Новгород встретил нас во всем великолепии. Если сравнивать с той Рязанью, что я впервые увидел много лет назад, то все равно что стольный град и захудалый аванпост, с парой десятков покосившихся дворов. Здесь все казалось каким-то более массивным, угрюмым, кондовым. Город был огромен. Разделенный рекой на две части, как бы на административную и торгово-ремесленную. Но даже внутри этих частей он был неоднороден. Имело место явное разделение, словно бы на этнические кварталы. Все в них считались горожанами, но каждый держался сам по себе, в своем маленьком мирке. Целостность противоположностей.

Александр встретил нас у крепостных ворот, часть стен которых разобрали и теперь основательно переделывали. За те десять лет, что мы с ним не виделись, молодой князь возмужал, окреп и теперь не был похож на любопытного юнца. Он стал доблестным воином, о котором говорили не иначе как о герое. Встреча была довольно прохладной, я бы даже сказал — чересчур официальной. В сопровождении князя были незнакомые мне люди в доспехах и православные священники, смотрящие на него с укоризной за такую суету вокруг моей персоны. На щеке Александра красовался довольно свежий шрам, костяшки пальцев сбиты, а часть окладистой бороды была слегка подпалена у правой скулы.

— Смотрю я, князь, ты тут сложа рук не сидел.

— Да уж, досталось, — ухмыльнулся Александр немного натужно. — Во-первых, как я только освоился на родной земле, явился Биргер, тот еще выскочка, шведский ярл. На Неве встал и такой грабеж учинил, что пришлось поучить дурака. Как вшей, тех шведов из болот да лесов вычесывали, кабы не твоя наука, мастер, так до сих пор бы силились.

— Это я знаю.

— Откуда?! — удивился Александр, спрыгивая из седла на землю у ворот большого деревянного дома.

— Как же откуда! А Невским тебя с какой стати величать стали?
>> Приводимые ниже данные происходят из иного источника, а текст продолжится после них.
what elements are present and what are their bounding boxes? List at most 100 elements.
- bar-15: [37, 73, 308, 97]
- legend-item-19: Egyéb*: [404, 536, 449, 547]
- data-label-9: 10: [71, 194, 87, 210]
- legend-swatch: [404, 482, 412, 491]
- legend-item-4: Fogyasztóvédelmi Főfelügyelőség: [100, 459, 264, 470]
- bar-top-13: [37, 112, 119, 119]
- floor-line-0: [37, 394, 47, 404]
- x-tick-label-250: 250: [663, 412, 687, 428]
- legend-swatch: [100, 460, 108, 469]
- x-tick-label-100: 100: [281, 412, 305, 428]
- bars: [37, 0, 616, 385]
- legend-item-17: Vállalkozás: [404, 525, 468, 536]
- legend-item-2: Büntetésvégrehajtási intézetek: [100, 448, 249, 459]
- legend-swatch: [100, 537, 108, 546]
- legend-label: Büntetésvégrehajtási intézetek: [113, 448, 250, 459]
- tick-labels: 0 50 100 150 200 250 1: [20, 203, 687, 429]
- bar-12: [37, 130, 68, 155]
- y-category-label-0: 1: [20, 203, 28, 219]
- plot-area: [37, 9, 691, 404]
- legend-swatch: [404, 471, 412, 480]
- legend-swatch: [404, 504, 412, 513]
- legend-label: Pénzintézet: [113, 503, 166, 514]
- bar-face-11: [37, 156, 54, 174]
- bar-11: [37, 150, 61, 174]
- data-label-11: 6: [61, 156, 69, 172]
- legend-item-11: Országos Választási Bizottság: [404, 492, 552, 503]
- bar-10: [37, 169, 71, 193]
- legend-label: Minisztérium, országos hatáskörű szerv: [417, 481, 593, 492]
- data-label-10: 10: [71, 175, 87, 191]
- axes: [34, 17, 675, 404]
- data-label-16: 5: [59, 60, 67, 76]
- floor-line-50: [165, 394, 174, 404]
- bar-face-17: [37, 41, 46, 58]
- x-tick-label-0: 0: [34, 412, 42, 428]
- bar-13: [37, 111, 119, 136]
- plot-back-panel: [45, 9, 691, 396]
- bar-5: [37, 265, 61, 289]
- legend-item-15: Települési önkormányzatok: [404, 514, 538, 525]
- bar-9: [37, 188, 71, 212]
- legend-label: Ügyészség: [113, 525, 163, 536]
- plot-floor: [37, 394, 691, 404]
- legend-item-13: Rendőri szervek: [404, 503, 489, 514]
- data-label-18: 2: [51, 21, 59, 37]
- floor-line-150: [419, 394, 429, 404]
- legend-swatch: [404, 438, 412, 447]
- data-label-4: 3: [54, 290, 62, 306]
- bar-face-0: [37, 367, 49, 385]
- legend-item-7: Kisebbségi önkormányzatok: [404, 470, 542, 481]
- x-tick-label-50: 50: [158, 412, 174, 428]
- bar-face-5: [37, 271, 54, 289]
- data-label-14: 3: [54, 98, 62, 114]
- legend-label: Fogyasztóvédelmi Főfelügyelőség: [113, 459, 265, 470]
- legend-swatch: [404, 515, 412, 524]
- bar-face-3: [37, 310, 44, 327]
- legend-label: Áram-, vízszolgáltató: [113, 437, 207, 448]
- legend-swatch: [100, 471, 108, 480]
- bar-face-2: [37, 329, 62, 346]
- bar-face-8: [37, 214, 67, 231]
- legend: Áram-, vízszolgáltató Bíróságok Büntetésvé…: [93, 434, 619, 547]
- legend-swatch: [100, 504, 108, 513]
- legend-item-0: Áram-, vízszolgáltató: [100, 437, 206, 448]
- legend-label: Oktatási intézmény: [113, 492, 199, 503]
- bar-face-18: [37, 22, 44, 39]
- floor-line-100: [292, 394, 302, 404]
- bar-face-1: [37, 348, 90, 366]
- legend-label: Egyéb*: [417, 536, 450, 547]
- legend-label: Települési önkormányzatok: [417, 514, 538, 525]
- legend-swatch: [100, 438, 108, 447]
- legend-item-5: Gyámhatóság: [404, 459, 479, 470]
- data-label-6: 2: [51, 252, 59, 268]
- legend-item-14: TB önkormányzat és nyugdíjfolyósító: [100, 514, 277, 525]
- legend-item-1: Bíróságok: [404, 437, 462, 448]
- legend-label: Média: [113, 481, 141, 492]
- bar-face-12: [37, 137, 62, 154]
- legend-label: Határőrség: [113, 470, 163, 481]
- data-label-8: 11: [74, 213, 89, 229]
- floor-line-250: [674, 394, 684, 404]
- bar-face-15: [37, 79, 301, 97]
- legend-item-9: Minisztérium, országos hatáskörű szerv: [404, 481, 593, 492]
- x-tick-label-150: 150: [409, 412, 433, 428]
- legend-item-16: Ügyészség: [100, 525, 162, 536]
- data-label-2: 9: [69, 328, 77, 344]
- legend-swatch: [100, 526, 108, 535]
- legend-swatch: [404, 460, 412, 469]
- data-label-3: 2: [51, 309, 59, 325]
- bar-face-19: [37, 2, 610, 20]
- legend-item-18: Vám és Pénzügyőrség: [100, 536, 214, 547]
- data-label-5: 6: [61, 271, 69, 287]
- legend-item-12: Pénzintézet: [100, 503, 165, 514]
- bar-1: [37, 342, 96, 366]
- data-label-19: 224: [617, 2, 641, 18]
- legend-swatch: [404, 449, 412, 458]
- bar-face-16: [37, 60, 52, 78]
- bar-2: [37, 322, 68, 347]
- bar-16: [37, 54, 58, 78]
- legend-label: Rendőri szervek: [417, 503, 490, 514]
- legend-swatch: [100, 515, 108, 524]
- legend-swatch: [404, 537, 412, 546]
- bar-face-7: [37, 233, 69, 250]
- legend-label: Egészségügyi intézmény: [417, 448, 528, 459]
— Ты и про это знаешь! Так, может, еще и про…

— Про Чудское озеро, — опередил я князя. — Тоже знаю. Без подробностей, конечно, но знаю, что ты там немцев гонял, как хряков, по льду.

— Ох и надоели они мне, — ответил Александр, чуть погрустнев. — А больше всего достали городские да крепостные проблемы. Тут меж людей такая усобица, что хоть плетью пори каждого второго. Грызутся, что псы за мосол. Архиепископ Спиридон, человек, конечно, уважаемый, но тот еще любитель подлить масла в огонь. А горожане да селяне при случае напоминают, как волхвов Перуновых пожгли несколькими годами раньше. Церкви, вон, каменные ставят. Какие деревянные были, те сожгли уж давно. Как смута, буза, так они церкви жечь, ну что за манеры. Так и весь город спалить можно! Я по твоему примеру, мастер, все из камня нынче закладываю.

— А что же немцы? Так и держат Псков?

— Держат, да только нет мне дела до Пскова. Хоть и под боком, а тихо там. Тут бы со своей землей управиться.

Александр жил в неприметном, хоть и большом, доме, куда и пригласил нас погостить. К слову сказать, некоторые боярские дворы в этой части города выглядели куда как пышней и солидней, чем княжьи хоромы. Я не собирался задерживаться надолго. Уж слишком шумно и людно. Отвык я от городской суеты. Ольга то и дело напоминала, что если хотим успеть до середины лета к королю Урге, то следует поспешить. За пару дней Александр с трудом уделил мне немного времени, да и то за обедом или ужином, чтобы мы могли поболтать, обсудить случившиеся события. Я подробно рассказал ему о том, как ордынцы прокрались в Мещеру. Взяли Рязань, как горящую петарду, проглотили Змеигорку и двинули дальше на Москов. Такие новости князя озадачили, и уже утром следующего дня он снарядил гонцов к отцу во Владимир.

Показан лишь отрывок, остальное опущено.